Abstract

The current (March/April 2014) issue of Evolutionary Anthropology is rare in that it contains two papers specifically critiquing the so-called “aquatic ape hypothesis” (abbreviated “AAH”, but better labelled, in the plural, “waterside hypotheses of human evolution.”). The first (Foley & Lahr, 2014) is a general assessment of the authors’ interpretation of the AAH and the second (Rae & Koppe, 2014) is a particular rebuttal of one specific idea—the sinuses for floatation hypothesis. This short paper is a response to both. It is argued that the first uses a straw man’s argument to characterize the so-called “AAH” as arguing for exclusively more aquatic adaptations than waterside proponents have in the past. Foley & Lahr’s paper is also unscholarly in that it does not draw upon the latest scholarly work. One chapter of that work re-defines and re-labels the “AAH”, which was of key importance to their paper. Rae & Koppe’s paper is harder to criticize but still contains some problems which the authors overlook in their strict rejection of the sinuses for floatation hypothesis.

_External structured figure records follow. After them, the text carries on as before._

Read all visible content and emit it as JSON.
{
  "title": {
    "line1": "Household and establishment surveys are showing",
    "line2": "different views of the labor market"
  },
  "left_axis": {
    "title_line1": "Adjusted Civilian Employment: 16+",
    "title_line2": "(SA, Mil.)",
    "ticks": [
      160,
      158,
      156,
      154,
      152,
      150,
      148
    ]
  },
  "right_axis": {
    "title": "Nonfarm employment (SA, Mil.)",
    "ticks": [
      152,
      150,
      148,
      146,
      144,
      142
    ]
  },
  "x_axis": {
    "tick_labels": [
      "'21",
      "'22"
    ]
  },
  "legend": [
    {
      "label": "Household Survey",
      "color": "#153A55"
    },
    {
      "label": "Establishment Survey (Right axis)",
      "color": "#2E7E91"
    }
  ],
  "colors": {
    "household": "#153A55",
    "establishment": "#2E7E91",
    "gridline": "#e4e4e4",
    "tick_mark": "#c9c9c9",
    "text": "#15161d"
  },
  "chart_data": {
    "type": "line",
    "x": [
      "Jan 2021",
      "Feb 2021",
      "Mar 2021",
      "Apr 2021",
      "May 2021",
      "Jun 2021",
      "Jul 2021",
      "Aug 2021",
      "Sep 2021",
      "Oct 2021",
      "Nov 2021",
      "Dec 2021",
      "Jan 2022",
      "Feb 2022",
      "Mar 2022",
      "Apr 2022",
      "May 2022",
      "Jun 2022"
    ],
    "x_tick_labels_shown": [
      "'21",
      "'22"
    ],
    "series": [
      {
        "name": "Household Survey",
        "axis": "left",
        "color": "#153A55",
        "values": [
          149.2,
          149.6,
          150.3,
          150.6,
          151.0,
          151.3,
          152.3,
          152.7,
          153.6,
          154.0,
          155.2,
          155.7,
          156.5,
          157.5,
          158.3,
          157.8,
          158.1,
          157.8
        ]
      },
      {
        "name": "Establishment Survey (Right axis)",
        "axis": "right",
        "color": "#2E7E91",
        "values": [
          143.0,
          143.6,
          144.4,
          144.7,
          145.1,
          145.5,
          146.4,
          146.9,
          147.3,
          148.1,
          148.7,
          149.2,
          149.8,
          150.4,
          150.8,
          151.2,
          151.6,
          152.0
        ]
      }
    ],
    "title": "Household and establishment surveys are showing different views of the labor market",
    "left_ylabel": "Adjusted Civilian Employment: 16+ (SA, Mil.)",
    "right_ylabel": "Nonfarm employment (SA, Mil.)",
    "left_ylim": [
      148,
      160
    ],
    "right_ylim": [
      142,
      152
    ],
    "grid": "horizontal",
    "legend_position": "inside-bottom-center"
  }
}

If one understands that waterside hypotheses of human evolution are simply postulating that major phenotypic differences between humans and chimps are the result of a (perhaps slight) differential in the selection from wading, swimming and diving, they cannot be ridiculed as belonging in the same “crazy box” as creationism as Henry Gee recently argued and must take their place within mainstream physical anthropology.